The point of my OP – and this is coming from a general Olbermann fan – is that on those two occasions at least, Olbermann spent little or no time on accurately reporting the facts and instead focused far more on trying to debunk the claims by proxy or some magical transitive property by linking the authors to what he saw as financial conflict of interests.
My point is that a falsehood is a falsehood and a truth is a truth no matter who funds the person making the claim. I am not claiming that following the money and reporting on funding sources is not relevant or should not be reported at all; only that facts and truth must prevail, no matter their source or the source of their funding.
But as a result of his stupidly misplaced over-emphasis on funding sources over facts, Olbermann:
(1) Fucked over Brian Deer and everyone else sane enough to know that vaccines don’t cause autism after credulously believing the almost infinitely despicable liar David Kirby, who convinced Olbermann that Deer’s earth-shaking exposure of the latest scandal involving the ever-more blood-soaked Andrew Wakefield was bogus because (he apparently told Olbermann), Deer had a financial and other conflicts of interest. It was all a contemptible lie and it wouldn’t alter the facts if it *were *true, but Olbermann clearly sided with the liar Kirby and his “follow the money” bullshit to the detriment of children and parents everywhere.
(2) Spent ***far ***more time trying to debunk Betsy McCaughey’s absurd “secret provision” claims based almost entirely on her links to pharmaceutical companies rather than on the far more effective and devastating tactic of simply showing the bill’s actual language in context and explaining what it really meant.

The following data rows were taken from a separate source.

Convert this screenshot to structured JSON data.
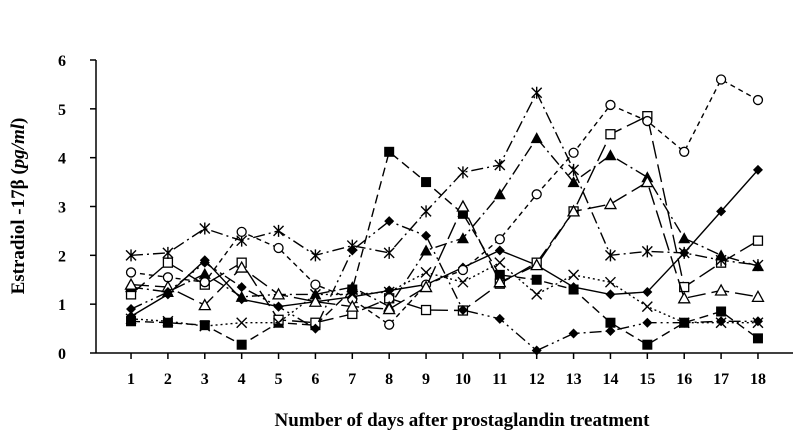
{
  "chart_data": {
    "type": "line",
    "title": "",
    "xlabel": "Number of days after prostaglandin treatment",
    "ylabel_parts": [
      "Estradiol -17β (",
      "pg/ml",
      ")"
    ],
    "x": [
      1,
      2,
      3,
      4,
      5,
      6,
      7,
      8,
      9,
      10,
      11,
      12,
      13,
      14,
      15,
      16,
      17,
      18
    ],
    "x_ticks": [
      "1",
      "2",
      "3",
      "4",
      "5",
      "6",
      "7",
      "8",
      "9",
      "10",
      "11",
      "12",
      "13",
      "14",
      "15",
      "16",
      "17",
      "18"
    ],
    "y_ticks": [
      "0",
      "1",
      "2",
      "3",
      "4",
      "5",
      "6"
    ],
    "ylim": [
      0,
      6
    ],
    "xlim": [
      0.05,
      18.95
    ],
    "grid": false,
    "legend": "none",
    "series": [
      {
        "style": "solid-filled-diamond",
        "values": [
          0.75,
          1.2,
          1.9,
          1.1,
          0.95,
          1.05,
          1.15,
          1.28,
          1.4,
          1.75,
          2.1,
          1.8,
          1.35,
          1.2,
          1.25,
          2.05,
          2.9,
          3.75
        ]
      },
      {
        "style": "dashed-filled-square",
        "values": [
          0.65,
          0.62,
          0.57,
          0.17,
          0.62,
          0.57,
          1.3,
          4.12,
          3.5,
          2.85,
          1.6,
          1.5,
          1.3,
          0.62,
          0.17,
          0.62,
          0.85,
          0.3
        ]
      },
      {
        "style": "longdash-open-square",
        "values": [
          1.2,
          1.85,
          1.4,
          1.85,
          0.68,
          0.62,
          0.8,
          1.12,
          0.88,
          0.87,
          1.42,
          1.85,
          2.9,
          4.48,
          4.85,
          1.35,
          1.85,
          2.3
        ]
      },
      {
        "style": "dashdot-filled-triangle",
        "values": [
          1.35,
          1.25,
          1.62,
          1.15,
          1.2,
          1.2,
          1.35,
          0.95,
          2.1,
          2.35,
          3.25,
          4.4,
          3.5,
          4.05,
          3.6,
          2.35,
          2.0,
          1.78
        ]
      },
      {
        "style": "dashdot-star",
        "values": [
          2.0,
          2.05,
          2.55,
          2.3,
          2.5,
          2.0,
          2.2,
          2.05,
          2.9,
          3.7,
          3.85,
          5.33,
          3.75,
          2.0,
          2.08,
          2.05,
          1.9,
          1.8
        ]
      },
      {
        "style": "shortdash-open-circle",
        "values": [
          1.65,
          1.55,
          1.45,
          2.48,
          2.15,
          1.4,
          1.1,
          0.58,
          1.4,
          1.7,
          2.33,
          3.25,
          4.1,
          5.08,
          4.75,
          4.12,
          5.6,
          5.18
        ]
      },
      {
        "style": "dotted-cross",
        "values": [
          0.7,
          0.65,
          0.55,
          0.62,
          0.62,
          1.2,
          1.2,
          1.25,
          1.65,
          1.45,
          1.85,
          1.2,
          1.6,
          1.45,
          0.95,
          0.62,
          0.62,
          0.62
        ]
      },
      {
        "style": "longdash-open-triangle",
        "values": [
          1.4,
          1.35,
          0.98,
          1.75,
          1.2,
          1.05,
          0.95,
          0.9,
          1.35,
          3.0,
          1.45,
          1.8,
          2.9,
          3.05,
          3.5,
          1.12,
          1.28,
          1.15
        ]
      },
      {
        "style": "dashdotdot-filled-diamond",
        "values": [
          0.9,
          1.25,
          1.85,
          1.35,
          0.95,
          0.5,
          2.1,
          2.7,
          2.4,
          0.88,
          0.7,
          0.05,
          0.4,
          0.45,
          0.62,
          0.62,
          0.65,
          0.65
        ]
      }
    ]
  }
}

Why am I so angry with Keith’s seemingly new-found obsession with financial conflict of interests rather than facts and reality? Because that’s the most common “argument” used throughout crankland to discredit scientific facts and findings of all sorts!
Some examples just off the top of my head…
“Joseph Newman *did *create a free-energy machine, but NIST and the government are being paid off by the oil companies to keep the truth from coming out!”
“Homeopathic medicine has a cure for every known disease, but the AMA and “Big Pharma” don’t want you to believe it because they’d lose too much money!”
“Power lines do cause cancer clusters, but the electric companies deny it because it would cost them too much money to fix!”
And, of course, the child-killing bullshit du jour:
“Vaccines do cause autism, but “Big Pharma” and the government continues to deny it because they’d lose too much money in lawsuits!”
I’m sure we can all think of many other examples. Sure, financial conflicts of interest are very real and do result at times in very real harm. But you cannot debunk a claim merely by emphasizing a financial conflict of interest and leave it pretty much at that.